Clearing Up Misconceptions about Hospice Volunteering

 

When a person mentions “hospice,” people respond as if you are talking about death. No one likes to have that conversation. And yet, we will all die. Some of us will die with dignity with loved ones around; others will die alone and without comfort.

So I think it’s important not just for people to know about hospice (and I think lots of people already know about it), but to realize that being a hospice volunteer entails much more than watching people die. I want you to know at the very least what a volunteer can do, and how deeply rewarding it can be.

Naturally, a key part of volunteering can be interacting with people who may have only days or months to live, as well as offering support to their caregivers. Chances are you are either drawn to provide comfort to these folks or you’re not. But if you feel that hospice is a worthwhile venture, and you wish that you might help, here are the opportunities offered where I volunteer, and I’m certain that a hospice near you offers similar programs.

  • We have a “Cornerstone SALUTES” program to honor our patients who are veterans; a family member often requests this ceremony. It is a pinning ceremony where a Veteran hospice volunteer presents the patient with a special pin and certificate of appreciation. Volunteers also provide Veteran-to-Veteran companionship and conduct interviews for the Veterans History Project.
  • There are special programs for teenagers, 14-18 in the hospice offices and at community events.
  • A program called “Bear in Mind” asks people to make stuffed bears and to complete other sewing and crafting projects.
  • Volunteers can help patients who have pets.
  • We offer pet therapy, music therapy, art therapy, massage and can help create a “Life Review Program.”

This list isn’t even complete; there are other opportunities available. In addition to meeting with patients, I plan on giving presentations on hospice. I especially appreciate that the work I want to do and the number of hours I want to spend are entirely up to me. I can turn down any assignment for any reason.

So if you’ve thought about volunteering, want to be a part of a program in your community that serves, directly or indirectly, those in the final stages of their lives, consider hospice.

I am grateful to have the opportunity to serve them.

There are 2 comments.

  1. Slow on the uptake Thatcher

    Susan Quinn: Some of us will die with dignity with loved ones around; others will die alone and without comfort.

    Thanks for this post. I know and talk to several that will die alone, and a couple that won’t die alone but still with no comfort from their family members.

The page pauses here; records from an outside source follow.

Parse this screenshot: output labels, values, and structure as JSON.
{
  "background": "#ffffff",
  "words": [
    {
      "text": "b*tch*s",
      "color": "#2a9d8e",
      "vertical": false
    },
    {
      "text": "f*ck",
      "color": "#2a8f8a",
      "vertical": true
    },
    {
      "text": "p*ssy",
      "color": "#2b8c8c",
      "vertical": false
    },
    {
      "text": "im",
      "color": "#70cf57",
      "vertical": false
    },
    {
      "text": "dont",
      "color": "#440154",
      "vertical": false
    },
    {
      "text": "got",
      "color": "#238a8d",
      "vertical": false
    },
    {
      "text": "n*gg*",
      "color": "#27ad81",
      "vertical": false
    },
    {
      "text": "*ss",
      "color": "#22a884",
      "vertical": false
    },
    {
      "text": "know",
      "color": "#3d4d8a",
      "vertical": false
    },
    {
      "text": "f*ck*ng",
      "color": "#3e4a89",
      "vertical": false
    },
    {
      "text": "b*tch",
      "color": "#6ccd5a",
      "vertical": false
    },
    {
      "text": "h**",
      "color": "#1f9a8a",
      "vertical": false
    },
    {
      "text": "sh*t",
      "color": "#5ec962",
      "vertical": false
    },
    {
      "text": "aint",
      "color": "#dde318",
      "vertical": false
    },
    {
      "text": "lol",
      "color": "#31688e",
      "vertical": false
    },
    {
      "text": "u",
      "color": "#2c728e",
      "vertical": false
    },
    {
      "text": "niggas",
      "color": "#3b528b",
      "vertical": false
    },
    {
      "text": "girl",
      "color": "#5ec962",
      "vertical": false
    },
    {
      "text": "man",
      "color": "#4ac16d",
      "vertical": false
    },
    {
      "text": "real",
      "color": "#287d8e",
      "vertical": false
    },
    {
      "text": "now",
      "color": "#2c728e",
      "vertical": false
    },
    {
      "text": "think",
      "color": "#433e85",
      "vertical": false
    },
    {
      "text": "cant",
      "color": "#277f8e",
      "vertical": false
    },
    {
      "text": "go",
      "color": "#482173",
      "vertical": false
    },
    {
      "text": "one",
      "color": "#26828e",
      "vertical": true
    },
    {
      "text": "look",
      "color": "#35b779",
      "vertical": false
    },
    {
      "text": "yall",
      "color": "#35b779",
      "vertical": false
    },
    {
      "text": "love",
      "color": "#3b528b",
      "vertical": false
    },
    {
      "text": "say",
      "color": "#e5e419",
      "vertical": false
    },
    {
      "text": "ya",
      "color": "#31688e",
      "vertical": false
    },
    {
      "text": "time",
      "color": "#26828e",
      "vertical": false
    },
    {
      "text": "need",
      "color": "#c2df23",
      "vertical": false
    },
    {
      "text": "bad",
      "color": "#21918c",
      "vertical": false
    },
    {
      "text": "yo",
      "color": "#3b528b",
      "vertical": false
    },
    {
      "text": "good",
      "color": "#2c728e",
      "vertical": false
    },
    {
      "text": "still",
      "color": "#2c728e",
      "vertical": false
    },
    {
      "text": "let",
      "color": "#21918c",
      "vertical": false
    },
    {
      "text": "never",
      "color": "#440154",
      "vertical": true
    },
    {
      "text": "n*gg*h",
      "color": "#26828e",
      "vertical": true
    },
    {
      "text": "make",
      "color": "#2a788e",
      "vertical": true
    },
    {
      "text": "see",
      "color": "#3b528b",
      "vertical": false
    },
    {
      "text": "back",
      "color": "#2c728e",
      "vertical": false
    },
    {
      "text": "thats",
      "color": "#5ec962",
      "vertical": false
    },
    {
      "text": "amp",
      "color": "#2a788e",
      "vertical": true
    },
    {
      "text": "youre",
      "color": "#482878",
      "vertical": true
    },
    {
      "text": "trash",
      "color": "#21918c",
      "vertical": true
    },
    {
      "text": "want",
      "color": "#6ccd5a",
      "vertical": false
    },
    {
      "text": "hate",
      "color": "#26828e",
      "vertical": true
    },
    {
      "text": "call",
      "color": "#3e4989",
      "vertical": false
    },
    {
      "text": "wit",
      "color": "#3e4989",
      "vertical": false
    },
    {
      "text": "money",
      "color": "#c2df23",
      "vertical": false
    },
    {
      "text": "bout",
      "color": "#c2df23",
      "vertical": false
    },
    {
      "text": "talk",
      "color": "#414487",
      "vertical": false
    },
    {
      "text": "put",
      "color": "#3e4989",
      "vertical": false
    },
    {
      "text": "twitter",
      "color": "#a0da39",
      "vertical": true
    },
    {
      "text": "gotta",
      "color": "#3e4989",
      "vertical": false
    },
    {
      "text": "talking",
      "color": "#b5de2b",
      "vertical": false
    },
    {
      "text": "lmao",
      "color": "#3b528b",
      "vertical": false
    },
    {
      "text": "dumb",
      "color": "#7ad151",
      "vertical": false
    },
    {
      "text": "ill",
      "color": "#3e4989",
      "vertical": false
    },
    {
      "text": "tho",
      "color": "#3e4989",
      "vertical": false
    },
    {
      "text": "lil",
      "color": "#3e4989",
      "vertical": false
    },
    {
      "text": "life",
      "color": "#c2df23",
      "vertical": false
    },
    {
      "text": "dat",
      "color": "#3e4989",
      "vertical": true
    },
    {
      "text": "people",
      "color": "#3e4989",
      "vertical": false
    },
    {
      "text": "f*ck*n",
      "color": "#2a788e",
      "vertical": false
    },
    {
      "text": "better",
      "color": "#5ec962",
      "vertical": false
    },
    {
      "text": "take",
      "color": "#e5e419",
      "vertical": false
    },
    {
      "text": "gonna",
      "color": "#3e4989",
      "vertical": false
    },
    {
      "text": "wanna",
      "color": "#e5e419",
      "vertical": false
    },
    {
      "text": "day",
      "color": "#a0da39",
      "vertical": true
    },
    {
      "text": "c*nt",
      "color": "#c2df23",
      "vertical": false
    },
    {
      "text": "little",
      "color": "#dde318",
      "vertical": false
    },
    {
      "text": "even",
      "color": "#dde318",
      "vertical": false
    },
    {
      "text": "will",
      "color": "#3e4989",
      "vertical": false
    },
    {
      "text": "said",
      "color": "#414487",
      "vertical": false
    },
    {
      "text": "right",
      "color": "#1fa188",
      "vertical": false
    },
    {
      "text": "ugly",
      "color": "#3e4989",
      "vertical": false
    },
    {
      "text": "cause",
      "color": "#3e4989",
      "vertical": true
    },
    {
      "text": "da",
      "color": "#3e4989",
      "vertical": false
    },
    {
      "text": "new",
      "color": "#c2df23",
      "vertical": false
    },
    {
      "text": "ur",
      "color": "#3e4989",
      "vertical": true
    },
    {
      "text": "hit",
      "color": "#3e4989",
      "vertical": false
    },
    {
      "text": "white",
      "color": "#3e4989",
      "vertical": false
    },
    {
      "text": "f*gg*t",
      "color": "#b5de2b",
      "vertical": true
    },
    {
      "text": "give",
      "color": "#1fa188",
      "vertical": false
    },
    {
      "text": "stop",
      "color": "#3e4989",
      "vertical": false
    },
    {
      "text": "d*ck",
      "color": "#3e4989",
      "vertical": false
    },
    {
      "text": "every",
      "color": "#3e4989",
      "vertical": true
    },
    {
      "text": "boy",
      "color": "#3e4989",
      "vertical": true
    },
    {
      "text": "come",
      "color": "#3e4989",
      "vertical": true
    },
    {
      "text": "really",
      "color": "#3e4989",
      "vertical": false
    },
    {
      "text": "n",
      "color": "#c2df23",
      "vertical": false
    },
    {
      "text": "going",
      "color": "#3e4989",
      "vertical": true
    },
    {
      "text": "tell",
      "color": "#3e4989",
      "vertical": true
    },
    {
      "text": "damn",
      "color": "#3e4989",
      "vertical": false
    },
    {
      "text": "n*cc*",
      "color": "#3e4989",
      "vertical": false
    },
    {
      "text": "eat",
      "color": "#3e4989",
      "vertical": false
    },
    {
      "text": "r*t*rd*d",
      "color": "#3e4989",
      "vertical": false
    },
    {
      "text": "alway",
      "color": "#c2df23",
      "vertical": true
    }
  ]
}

    Thank you for your labors, friend. May G-d bless.

    • #1
    • February 3, 2019, at 2:14 PM PDT
    • 2 likes
  2. Susan Quinn Contributor
    Susan Quinn Post author

    Chuckles (View Comment):

    Susan Quinn: Some of us will die with dignity with loved ones around; others will die alone and without comfort.

    Thanks for this post. I know and talk to several that will die alone, and a couple that won’t die alone but still with no comfort from their family members.

    Thank you for your labors, friend. May G-d bless.

    Thanks. I hope others will be inspired to check into it.